1

I need to extract a block of text from pdf. This text has the same font-family as characteristics. Any ideas? cheers

Edit: Let me ask the question in other way: How can i extract just the "Bold" text from pdf page?

user1677293
  • 9
  • 1
  • 4
  • You can derive your own text extracting class from `PDFTextStripper` and therein filter the data to be added to the extracted text. Depending on your source PDF, though, the actual issue might be to *recognize* bold written text. Sometimes it is easy if an actual bold font is used which announces its boldness. Sometimes, though, fonts don't tell, and sometimes mechanisms are used to emulate boldness, e.g. double drawing with a small offset or drawing using a larger stroke value.

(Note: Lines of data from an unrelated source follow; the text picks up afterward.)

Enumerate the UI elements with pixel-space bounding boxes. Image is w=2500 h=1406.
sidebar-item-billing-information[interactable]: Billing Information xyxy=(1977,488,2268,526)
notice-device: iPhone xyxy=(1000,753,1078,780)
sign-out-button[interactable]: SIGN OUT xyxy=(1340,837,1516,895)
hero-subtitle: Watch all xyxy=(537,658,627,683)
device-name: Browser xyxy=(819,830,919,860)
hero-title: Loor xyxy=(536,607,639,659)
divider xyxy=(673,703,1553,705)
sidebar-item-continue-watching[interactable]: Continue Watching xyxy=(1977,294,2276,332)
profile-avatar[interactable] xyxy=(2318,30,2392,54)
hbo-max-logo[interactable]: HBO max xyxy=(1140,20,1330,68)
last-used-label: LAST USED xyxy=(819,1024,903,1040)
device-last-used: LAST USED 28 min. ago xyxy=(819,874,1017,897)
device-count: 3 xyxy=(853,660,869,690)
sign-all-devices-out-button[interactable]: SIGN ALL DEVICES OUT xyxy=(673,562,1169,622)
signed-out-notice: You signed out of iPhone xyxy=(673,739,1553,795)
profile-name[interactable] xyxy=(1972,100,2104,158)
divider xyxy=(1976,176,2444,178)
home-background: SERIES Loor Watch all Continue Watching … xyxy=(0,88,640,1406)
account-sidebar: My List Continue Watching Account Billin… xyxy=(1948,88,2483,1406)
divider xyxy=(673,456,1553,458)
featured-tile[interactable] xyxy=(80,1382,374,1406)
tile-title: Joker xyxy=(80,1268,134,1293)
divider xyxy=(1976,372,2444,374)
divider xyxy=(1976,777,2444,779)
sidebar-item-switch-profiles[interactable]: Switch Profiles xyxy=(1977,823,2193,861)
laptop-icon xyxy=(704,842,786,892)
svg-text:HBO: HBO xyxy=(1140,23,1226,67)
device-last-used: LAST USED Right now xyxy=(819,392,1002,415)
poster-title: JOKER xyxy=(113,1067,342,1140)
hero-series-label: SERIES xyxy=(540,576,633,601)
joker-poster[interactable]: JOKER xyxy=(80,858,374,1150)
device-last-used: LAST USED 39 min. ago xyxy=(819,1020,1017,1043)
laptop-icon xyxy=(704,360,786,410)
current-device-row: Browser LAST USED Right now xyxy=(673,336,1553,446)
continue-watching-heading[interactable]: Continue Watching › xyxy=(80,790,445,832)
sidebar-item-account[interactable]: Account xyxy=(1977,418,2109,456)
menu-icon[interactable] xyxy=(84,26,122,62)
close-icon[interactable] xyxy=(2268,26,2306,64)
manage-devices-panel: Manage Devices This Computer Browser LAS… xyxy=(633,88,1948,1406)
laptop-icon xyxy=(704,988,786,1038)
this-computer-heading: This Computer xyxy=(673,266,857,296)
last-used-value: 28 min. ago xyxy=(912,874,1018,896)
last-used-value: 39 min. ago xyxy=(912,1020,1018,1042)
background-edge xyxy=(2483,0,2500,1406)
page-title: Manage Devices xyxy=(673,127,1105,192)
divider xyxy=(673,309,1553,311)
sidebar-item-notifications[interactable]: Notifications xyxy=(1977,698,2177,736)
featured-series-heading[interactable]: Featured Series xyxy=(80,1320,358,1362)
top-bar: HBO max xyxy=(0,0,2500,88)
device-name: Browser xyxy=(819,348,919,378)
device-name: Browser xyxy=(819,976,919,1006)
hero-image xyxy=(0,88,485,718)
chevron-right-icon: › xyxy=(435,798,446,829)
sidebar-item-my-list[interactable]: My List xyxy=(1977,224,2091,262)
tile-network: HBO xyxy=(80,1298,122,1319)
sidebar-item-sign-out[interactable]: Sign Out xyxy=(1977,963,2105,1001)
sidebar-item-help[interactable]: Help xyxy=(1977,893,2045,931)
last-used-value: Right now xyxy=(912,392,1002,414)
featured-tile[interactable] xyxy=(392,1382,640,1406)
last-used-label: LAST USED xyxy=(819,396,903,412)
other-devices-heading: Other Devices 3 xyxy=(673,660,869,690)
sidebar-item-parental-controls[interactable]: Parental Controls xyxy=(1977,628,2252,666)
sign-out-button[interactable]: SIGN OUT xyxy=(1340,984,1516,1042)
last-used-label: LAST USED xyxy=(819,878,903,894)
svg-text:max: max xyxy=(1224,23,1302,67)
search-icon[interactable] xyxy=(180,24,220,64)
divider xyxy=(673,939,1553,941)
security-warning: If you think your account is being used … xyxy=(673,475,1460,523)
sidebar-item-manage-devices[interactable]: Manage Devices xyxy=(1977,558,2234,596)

I'm not sure whether PDFBox recognizes all these techniques out of the box. – mkl Sep 19 '13 at 07:12
  • have you find the solution for this? – chinna_82 Jan 02 '14 at 08:24

1 Answers1

0
public String pdftoText(String fileName){
    try {
        File f = new File(fileName);
        if (!f.isFile()) {
            System.out.println("File not exist.");
            return null;
        }
        parser = new PDFParser(new FileInputStream(f));
        parser.parse();
        cosDoc = parser.getDocument();
        pdfStripper = new PDFTextStripper();
        pdDoc = new PDDocument(cosDoc);
        parsedText = pdfStripper.getText(pdDoc);
        cosDoc.close();
        pdDoc.close();
        return parsedText;
    } catch (IOException ex) {
        Logger.getLogger(PDFTextParser.class.getName()).log(Level.SEVERE, null, ex);
        return null;
    }
}

Before run:add pdfbox.jar to your project

Vahap Gencdal
  • 1,900
  • 18
  • 17